Pode-se trazer o som de um filho a crescer
Num saco de mão
Pensa aquele que vê o mundo a tornar-se outro.
Mas mesmo com muitos invernos de treino
E com o corpo calejado de imobilidade
Pensar não é necessariamente acertar no alvo.
É isso a tontura da existência.

In: Caixinha com rodas, ed.GEIC

quarta-feira, 15 de agosto de 2007

Terra

Foto: Cidade do Lubango, Angola (2005)







O chão por dentro do corpo

A impelir-nos a irromper na visita aos pássaros.

A Terra aproxima-se então

À velocidade do enchimento dos olhos.

É impossível o regresso de outro modo !

É isso, o milagre da Terra.

in: Caixinha com rodas, ed. Geic

sábado, 28 de julho de 2007

Tinha como almofada um homo sapiens, ansioso nos seus picos de vida por ser um borboto das novas tecnologias,
o que conduziria a formatar a sua criatividade se de súbito não estremece e vai passear os olhos, com o resto todo do corpo atrás.
As savanas e a alma devem ser interrompidas por gritos de aves roxas.
É isso, a mulher de Ícaro.

Caixinha com rodas, ed. Geic

terça-feira, 19 de junho de 2007

Em obliquidade ao anterior post do Fernando...

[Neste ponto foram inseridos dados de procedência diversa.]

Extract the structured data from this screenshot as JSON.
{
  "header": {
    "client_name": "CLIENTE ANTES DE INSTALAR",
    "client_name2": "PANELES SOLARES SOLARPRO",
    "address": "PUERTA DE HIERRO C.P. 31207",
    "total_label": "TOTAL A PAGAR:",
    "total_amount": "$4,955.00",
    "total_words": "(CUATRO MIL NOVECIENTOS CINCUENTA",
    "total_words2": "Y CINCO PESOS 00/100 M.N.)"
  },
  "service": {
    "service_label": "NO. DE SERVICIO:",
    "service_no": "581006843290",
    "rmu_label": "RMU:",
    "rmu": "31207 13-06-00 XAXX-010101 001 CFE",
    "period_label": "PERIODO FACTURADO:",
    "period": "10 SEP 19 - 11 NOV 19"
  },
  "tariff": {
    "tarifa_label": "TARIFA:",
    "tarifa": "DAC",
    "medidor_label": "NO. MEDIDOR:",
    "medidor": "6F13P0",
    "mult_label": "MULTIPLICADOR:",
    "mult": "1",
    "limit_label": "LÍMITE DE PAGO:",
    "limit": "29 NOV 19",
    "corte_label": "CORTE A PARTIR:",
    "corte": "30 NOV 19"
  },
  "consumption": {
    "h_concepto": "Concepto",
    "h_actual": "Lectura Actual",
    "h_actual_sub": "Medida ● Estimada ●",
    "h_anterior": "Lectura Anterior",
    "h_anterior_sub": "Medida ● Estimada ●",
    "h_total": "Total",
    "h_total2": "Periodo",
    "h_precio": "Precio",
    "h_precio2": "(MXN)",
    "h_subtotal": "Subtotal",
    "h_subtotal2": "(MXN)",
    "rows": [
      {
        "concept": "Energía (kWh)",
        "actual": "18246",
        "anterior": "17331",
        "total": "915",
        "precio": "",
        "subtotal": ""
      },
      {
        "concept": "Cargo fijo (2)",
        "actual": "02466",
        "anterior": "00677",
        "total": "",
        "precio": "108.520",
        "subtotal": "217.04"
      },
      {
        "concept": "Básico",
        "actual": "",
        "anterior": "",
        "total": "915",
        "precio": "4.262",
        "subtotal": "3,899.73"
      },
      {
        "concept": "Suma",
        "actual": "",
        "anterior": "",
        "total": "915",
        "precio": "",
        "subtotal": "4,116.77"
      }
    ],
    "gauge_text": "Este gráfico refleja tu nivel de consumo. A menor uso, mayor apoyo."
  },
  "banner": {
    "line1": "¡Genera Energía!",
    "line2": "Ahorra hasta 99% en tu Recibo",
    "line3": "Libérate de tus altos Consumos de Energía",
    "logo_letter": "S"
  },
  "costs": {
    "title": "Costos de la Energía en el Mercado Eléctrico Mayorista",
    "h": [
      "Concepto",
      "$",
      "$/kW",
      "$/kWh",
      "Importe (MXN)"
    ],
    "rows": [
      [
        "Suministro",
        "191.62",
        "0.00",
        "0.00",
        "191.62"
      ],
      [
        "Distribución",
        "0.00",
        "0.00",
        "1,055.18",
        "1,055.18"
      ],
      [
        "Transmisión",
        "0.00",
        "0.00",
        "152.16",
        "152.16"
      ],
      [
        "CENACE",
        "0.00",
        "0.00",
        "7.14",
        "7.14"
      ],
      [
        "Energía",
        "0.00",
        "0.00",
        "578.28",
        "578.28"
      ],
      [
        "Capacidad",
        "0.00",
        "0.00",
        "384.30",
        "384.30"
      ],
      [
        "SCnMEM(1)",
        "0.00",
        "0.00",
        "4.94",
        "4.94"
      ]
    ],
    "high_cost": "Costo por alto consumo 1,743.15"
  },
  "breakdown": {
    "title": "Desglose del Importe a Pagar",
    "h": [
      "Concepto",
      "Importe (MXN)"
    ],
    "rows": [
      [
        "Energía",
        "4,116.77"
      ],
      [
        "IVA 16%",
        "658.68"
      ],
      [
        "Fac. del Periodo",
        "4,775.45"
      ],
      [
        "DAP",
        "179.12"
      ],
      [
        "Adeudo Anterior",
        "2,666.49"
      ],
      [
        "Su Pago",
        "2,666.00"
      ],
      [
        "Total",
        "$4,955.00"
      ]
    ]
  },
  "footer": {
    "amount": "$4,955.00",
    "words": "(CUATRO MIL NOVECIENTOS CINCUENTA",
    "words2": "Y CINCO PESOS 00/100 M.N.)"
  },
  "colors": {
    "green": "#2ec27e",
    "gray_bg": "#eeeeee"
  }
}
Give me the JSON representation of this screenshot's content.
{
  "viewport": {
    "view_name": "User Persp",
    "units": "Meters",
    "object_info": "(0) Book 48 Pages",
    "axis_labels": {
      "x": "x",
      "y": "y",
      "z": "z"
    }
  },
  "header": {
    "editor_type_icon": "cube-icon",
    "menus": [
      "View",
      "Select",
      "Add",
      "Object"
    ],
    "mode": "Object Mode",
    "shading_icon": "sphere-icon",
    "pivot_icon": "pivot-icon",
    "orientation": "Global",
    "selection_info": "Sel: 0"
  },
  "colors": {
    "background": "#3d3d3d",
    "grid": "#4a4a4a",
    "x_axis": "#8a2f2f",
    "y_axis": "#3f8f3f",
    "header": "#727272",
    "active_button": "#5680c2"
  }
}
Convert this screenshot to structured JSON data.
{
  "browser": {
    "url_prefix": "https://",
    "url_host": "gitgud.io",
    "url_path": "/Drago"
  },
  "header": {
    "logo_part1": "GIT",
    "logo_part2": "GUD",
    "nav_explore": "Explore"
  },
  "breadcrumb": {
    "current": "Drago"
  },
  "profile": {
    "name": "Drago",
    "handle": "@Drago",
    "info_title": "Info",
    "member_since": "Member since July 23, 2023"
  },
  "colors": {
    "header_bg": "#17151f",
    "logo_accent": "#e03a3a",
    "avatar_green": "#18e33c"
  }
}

A mão chega ao pescoço sem trilhos nem pistas

Envolve-o de dedos

Mas quando os pensamentos (auto)tossem-se e imaginam uma ama

Por ignorarem qual o rosto

As mãos não os afagam.

É isso, o abismo.

in: Caixinha com rodas; Ed.Geic

segunda-feira, 18 de junho de 2007

A propósito...

Há quem seja treinado para guardar por um determinado tempo,
os conhecimentos na cabeça dos demais,
de modo a que nenhuns outros se lhes possam mesclar, vindos do exterior.

Tudo tem de ser originário do saco próprio,
como se este fosse destacado por um período,
da sua condenação a estar engolido por um invólucro maior.

É isso, a inutilidade.

in: Caixinha c rodas; ed. GEIC;

sábado, 9 de junho de 2007

Mambo 20

Contrários à direcção das linhas das tábuas de madeira, estão sobre elas os ossos das pernas com a sua "cheieza" demorada, em vida. Desde o chão é admirável o piso tão macio do tecto, tão imensamente desnudo de objectos, na sua brancura faustosa esquecida de sombras. Faz-nos sentir menos empobrecidos. Não se entende como tem a mesma extensão do onde estão pregadas, as tábuas bem assoalhadas e as pernas sobre elas. O restante do corpo também lá está, nessa rasia de mundo abaixo do nível dos assentos do sofá. As portas agigantam-se em altura, sem nada apontar. Não é facilmente que se é vizinho não apenas do pó mais anónimo que se possa conceber mas também de areias com cor de longes e insectos armados com os seus modos tão mais pequenos. Parece que colapsam se não tiritarem de ocupações. Compreende-se, que estes seres não tenham joelhos. Não sabem da posição sentada nos seus cansaços.
Quanto às humanas pernas... É preciso algum tipo de relâmpago a devorar gulosamente estabilidades já estreitas por si ou então uma ardente alegria que teima em ficar antiga numa afiada tristeza, para se estar assim, caído no chão como uma qualquer folha, que se tenha unido ao vento.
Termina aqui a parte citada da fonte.